Grüne Waadtländer Nationalrätin Michaud Gigon will in den Ständerat
Die Waadtländer Grünen-Nationalrätin Sophie Michaud Gigon hat ihre Kandidatur für den Ständerat bei den Wahlen im Oktober 2027 angekündigt. Sie plant, gemeinsam mit dem bisherigen SP-Ständerat Pierre-Yves Maillard anzutreten und den Sitz des FDP-Politikers Pascal Broulis zu erobern.

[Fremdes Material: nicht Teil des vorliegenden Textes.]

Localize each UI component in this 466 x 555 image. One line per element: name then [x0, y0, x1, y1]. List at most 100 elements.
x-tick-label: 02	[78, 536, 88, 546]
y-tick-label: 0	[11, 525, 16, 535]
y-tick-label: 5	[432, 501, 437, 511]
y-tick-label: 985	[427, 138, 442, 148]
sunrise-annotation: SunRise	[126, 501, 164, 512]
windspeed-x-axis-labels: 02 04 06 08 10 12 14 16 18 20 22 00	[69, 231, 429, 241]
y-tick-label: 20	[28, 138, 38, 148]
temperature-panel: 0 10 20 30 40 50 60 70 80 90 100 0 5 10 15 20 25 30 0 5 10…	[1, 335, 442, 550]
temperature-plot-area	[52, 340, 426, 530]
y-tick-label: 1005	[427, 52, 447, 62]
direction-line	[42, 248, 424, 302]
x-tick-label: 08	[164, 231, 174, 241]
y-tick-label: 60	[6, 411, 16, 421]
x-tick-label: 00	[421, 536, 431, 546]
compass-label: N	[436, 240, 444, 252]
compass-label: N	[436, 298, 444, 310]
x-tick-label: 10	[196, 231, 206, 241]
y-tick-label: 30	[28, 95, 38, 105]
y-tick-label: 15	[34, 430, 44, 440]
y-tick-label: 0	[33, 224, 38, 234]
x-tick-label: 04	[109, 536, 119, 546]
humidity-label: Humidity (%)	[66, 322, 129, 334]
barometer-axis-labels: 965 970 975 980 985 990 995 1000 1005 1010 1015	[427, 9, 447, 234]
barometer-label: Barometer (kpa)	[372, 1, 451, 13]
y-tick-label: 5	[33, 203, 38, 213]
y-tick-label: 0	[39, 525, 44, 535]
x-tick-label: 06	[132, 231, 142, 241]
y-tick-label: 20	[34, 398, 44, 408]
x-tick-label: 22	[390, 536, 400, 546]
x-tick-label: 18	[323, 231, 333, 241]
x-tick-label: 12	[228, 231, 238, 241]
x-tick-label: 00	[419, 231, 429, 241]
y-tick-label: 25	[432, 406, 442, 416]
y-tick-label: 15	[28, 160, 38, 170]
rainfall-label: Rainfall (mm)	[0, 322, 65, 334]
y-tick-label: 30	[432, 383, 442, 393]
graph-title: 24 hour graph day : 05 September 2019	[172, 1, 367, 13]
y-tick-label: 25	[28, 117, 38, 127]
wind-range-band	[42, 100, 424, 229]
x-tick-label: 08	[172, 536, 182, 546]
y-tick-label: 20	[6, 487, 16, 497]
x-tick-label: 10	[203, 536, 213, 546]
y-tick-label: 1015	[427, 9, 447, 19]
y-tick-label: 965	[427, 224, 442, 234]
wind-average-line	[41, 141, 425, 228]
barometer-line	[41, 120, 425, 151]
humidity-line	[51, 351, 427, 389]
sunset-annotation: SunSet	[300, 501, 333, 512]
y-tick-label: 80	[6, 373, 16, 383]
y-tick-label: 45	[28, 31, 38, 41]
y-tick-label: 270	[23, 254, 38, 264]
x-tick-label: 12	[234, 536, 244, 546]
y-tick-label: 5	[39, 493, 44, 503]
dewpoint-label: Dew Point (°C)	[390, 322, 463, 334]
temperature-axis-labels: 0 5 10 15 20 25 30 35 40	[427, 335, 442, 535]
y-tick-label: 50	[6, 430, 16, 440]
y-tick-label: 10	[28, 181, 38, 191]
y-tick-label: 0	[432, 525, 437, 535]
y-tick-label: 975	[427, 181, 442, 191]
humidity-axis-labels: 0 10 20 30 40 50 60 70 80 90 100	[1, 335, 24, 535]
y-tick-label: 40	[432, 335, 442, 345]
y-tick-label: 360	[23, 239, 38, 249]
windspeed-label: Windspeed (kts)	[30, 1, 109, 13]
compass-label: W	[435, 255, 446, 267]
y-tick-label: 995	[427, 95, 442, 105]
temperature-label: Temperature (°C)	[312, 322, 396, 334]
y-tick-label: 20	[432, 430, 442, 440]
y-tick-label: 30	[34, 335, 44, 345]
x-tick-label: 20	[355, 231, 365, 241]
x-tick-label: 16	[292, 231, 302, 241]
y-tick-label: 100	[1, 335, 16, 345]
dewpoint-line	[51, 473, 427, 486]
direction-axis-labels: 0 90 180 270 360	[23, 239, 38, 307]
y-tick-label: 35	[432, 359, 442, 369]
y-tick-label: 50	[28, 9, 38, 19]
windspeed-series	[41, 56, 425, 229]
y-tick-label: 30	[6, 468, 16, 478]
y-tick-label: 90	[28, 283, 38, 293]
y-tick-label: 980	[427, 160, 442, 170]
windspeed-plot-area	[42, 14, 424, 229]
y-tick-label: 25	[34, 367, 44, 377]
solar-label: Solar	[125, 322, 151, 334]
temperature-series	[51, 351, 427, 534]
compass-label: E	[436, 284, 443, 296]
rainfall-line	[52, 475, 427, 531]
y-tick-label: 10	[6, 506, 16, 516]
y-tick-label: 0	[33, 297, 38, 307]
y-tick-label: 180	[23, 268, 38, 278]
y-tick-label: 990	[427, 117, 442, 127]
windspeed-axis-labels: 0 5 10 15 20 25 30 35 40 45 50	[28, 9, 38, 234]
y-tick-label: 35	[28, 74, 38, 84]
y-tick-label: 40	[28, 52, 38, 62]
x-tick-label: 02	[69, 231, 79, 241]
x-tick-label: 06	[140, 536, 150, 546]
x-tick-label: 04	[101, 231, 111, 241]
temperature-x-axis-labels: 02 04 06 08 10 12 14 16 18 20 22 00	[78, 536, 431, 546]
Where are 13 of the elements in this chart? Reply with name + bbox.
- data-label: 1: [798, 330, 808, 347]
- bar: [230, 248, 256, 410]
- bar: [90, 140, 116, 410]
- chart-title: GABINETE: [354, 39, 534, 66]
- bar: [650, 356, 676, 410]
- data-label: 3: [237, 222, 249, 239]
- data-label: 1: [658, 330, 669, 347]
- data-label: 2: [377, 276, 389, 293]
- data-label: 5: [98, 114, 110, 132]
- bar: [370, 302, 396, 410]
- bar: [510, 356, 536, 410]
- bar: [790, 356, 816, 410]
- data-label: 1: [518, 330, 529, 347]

Die Arbeitsweise des Ständerats passe zu ihrer Persönlichkeit, sagte die Grüne in einem Interview mit der Zeitung «Le Matin Dimanche». Die kleine Kammer sei überaltert und sehr auf die kleinen Kantone ausgerichtet. «Mein Kanton hingegen ist gross, dynamisch und fortschrittlich. Ich möchte dies verkörpern und im Ständerat vertreten.»
Als Generalsekretärin der Westschweizer Konsumentenorganisation Fédération romande des consommateurs (FRC) will Michaud Gigon im Ständerat Themen einbringen, die dort ihrer Ansicht nach fehlen. Dazu zählte sie im Interview den Umweltschutz, den ökologischen Umbau der Wirtschaft und die Alltagssorgen der Bevölkerung. Eine Wahl hätte allerdings Konsequenzen für ihre berufliche Tätigkeit, räumte sie ein: «Wenn ich gewählt werde, muss ich mein Berufsleben neu organisieren.»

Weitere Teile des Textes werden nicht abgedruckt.